Family offices have 46% of their total portfolio in alternative investments, which includes private equity, real estate, venture capital, hedge funds and private credit, according to the JPMorgan Private Bank Global Family Office Report, released Monday. The family offices covered by the survey had 26% of their assets invested in publicly traded stocks.
The study surveyed 190 single family offices around the world, with an average of $1.4 billion in assets.
Large family offices in the U.S. are even more concentrated in alternatives, the study found.
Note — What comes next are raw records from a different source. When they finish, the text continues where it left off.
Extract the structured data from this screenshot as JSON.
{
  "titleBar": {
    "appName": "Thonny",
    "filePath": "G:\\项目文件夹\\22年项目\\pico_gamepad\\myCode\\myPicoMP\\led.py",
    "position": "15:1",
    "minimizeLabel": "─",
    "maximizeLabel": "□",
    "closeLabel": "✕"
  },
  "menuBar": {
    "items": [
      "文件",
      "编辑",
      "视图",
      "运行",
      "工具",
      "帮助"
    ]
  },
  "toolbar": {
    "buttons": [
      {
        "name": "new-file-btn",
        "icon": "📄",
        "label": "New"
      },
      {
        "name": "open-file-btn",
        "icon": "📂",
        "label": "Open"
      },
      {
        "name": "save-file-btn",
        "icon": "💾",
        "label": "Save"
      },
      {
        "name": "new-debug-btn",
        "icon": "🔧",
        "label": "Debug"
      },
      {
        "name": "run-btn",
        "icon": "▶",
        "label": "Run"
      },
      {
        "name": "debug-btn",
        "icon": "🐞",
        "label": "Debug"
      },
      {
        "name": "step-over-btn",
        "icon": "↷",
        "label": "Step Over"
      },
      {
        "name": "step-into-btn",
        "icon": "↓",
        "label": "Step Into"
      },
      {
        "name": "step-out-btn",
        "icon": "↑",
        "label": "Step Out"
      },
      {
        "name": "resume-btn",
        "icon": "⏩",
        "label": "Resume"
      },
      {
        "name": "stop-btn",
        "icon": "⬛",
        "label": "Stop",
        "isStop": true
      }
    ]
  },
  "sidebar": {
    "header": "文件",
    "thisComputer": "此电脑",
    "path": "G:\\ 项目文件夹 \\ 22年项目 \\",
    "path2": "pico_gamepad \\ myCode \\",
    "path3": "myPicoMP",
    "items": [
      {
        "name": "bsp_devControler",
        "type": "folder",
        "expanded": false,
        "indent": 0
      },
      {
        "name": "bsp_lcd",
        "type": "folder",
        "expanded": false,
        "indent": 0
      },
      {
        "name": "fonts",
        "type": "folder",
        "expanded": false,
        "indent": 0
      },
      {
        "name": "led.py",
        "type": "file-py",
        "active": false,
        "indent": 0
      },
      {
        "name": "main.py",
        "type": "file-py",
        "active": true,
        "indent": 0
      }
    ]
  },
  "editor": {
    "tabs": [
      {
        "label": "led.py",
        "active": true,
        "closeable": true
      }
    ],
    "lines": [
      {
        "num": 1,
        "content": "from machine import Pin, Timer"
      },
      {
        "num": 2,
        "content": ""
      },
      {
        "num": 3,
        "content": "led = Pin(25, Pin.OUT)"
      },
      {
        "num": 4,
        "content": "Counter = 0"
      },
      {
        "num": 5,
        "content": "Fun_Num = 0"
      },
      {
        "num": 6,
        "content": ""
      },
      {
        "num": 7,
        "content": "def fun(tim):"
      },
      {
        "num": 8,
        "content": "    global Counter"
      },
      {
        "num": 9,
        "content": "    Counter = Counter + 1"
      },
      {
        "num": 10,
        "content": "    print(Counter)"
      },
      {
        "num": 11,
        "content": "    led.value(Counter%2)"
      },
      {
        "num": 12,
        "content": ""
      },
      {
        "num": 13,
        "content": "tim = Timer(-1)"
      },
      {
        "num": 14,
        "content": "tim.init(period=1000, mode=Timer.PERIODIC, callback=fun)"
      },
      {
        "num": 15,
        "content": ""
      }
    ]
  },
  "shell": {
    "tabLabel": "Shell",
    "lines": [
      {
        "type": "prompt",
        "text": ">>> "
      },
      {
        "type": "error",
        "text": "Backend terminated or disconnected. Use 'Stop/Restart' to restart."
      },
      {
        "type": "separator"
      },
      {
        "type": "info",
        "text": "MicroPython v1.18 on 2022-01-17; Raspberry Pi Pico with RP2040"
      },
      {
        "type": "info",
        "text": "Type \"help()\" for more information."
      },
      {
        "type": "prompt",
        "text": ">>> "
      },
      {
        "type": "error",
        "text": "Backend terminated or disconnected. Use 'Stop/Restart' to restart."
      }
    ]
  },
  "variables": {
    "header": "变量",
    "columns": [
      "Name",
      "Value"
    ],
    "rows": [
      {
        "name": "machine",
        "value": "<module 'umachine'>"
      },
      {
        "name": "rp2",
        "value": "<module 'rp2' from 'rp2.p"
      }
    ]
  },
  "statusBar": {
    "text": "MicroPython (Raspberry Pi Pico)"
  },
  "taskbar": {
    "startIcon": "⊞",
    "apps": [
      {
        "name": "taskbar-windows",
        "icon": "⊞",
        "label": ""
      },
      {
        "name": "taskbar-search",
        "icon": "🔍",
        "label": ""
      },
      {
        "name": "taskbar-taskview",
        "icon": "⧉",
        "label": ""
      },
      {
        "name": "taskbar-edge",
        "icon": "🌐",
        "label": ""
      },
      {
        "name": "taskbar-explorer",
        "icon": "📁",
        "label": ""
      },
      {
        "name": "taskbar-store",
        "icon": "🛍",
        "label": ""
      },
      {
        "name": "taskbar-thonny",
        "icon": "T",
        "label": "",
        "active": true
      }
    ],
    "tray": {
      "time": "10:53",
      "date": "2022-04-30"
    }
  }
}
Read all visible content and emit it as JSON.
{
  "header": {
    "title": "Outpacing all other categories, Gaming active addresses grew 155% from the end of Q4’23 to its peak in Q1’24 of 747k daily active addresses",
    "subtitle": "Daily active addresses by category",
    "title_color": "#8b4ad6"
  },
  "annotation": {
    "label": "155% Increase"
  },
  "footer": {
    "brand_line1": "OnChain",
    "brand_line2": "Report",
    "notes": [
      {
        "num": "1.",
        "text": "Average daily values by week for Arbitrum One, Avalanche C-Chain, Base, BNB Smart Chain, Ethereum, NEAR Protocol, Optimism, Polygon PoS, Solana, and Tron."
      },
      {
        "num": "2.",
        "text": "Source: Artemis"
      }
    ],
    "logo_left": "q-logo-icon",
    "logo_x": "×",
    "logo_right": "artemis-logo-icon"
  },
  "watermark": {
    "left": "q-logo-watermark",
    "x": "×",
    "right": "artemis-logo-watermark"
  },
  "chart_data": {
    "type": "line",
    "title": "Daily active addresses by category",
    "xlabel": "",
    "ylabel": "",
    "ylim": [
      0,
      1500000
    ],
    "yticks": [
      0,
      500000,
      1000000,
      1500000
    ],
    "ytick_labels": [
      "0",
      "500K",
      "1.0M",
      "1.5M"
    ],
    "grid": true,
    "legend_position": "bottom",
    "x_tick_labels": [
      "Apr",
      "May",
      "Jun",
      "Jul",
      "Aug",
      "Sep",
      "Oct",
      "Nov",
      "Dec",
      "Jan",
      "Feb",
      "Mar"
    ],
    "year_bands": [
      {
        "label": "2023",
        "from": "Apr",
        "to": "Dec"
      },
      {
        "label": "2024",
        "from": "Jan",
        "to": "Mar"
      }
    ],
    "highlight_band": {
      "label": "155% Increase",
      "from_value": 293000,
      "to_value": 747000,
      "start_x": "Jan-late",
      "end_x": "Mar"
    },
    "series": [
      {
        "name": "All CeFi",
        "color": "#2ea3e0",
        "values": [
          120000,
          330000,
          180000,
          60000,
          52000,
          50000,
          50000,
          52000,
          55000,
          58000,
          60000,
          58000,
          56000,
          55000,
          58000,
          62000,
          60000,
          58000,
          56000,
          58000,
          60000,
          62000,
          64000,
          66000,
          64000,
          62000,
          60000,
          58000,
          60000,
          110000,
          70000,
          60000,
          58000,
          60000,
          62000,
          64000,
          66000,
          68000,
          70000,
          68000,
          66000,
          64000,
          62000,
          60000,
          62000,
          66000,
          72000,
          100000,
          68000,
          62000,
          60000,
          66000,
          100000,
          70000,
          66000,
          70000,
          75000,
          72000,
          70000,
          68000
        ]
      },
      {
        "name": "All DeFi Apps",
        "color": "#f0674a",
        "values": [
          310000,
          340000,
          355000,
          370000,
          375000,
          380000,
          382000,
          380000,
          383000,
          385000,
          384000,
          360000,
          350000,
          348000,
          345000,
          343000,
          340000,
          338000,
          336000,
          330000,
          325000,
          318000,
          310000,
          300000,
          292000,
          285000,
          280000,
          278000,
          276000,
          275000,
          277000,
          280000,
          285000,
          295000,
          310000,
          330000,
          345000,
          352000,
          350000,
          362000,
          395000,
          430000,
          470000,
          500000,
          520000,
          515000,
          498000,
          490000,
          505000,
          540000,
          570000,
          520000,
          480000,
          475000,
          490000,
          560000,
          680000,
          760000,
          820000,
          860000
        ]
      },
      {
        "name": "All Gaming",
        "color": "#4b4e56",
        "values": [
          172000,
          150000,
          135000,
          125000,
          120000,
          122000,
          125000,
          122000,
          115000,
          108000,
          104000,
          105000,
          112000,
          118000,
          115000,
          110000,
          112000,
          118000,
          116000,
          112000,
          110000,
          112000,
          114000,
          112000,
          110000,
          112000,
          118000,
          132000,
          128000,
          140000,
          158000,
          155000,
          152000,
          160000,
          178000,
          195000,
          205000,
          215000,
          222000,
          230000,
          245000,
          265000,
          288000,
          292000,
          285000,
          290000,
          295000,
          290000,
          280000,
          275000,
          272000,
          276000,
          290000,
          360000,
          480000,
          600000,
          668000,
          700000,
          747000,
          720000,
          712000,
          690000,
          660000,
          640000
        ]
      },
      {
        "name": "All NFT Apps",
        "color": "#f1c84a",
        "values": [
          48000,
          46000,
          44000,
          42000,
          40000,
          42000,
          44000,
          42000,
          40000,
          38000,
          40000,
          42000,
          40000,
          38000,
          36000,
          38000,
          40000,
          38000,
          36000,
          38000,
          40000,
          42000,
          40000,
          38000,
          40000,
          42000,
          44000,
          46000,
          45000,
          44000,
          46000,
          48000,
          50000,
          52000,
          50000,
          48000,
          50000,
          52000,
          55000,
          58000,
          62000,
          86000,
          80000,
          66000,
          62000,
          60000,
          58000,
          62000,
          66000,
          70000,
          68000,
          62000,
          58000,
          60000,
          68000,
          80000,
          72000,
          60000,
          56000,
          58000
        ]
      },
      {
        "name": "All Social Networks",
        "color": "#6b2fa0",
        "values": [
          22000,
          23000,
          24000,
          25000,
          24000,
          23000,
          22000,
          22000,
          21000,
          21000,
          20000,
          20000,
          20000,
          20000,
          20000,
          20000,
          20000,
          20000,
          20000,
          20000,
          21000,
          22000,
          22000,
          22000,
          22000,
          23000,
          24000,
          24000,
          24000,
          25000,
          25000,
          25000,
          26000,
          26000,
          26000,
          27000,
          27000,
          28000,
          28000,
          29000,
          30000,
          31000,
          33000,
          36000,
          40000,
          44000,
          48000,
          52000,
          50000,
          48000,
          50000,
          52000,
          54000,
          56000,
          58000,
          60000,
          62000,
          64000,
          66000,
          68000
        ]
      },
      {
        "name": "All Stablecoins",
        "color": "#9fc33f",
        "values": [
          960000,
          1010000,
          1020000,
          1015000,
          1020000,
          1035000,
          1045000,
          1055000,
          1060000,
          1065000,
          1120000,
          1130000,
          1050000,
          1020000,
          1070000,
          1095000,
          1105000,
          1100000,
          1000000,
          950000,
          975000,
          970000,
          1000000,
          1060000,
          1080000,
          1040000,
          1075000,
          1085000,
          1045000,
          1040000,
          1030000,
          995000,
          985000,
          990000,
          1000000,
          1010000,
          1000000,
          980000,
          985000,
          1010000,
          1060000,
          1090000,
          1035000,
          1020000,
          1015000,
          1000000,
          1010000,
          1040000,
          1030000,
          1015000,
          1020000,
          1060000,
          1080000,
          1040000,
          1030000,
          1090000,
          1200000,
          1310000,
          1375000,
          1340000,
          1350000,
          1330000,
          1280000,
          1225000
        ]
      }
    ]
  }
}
American family offices with upward of $500 million in assets had more than 49% invested in alternatives, with 22% in public stocks, according to the survey.
Of the alternative investments detailed by the survey, 19% of family office holdings was in private equity, 14% in real estate, 5% in venture capital, 5% in hedge funds and 4% in private credit.
The move from public to private markets represents a major shift in family offices, the private investment arms of wealthy families that have exploded in size and number in recent years. With family offices now deploying more than $6 trillion in assets, they are becoming a powerful force in private equity markets, direct deals, venture capital and private credit.
William Sinclair, head of the U.S. Family Office Practice at JPMorgan Private Bank, said that while stocks and bonds remain important for family offices, they are increasingly moving to alternatives for higher returns.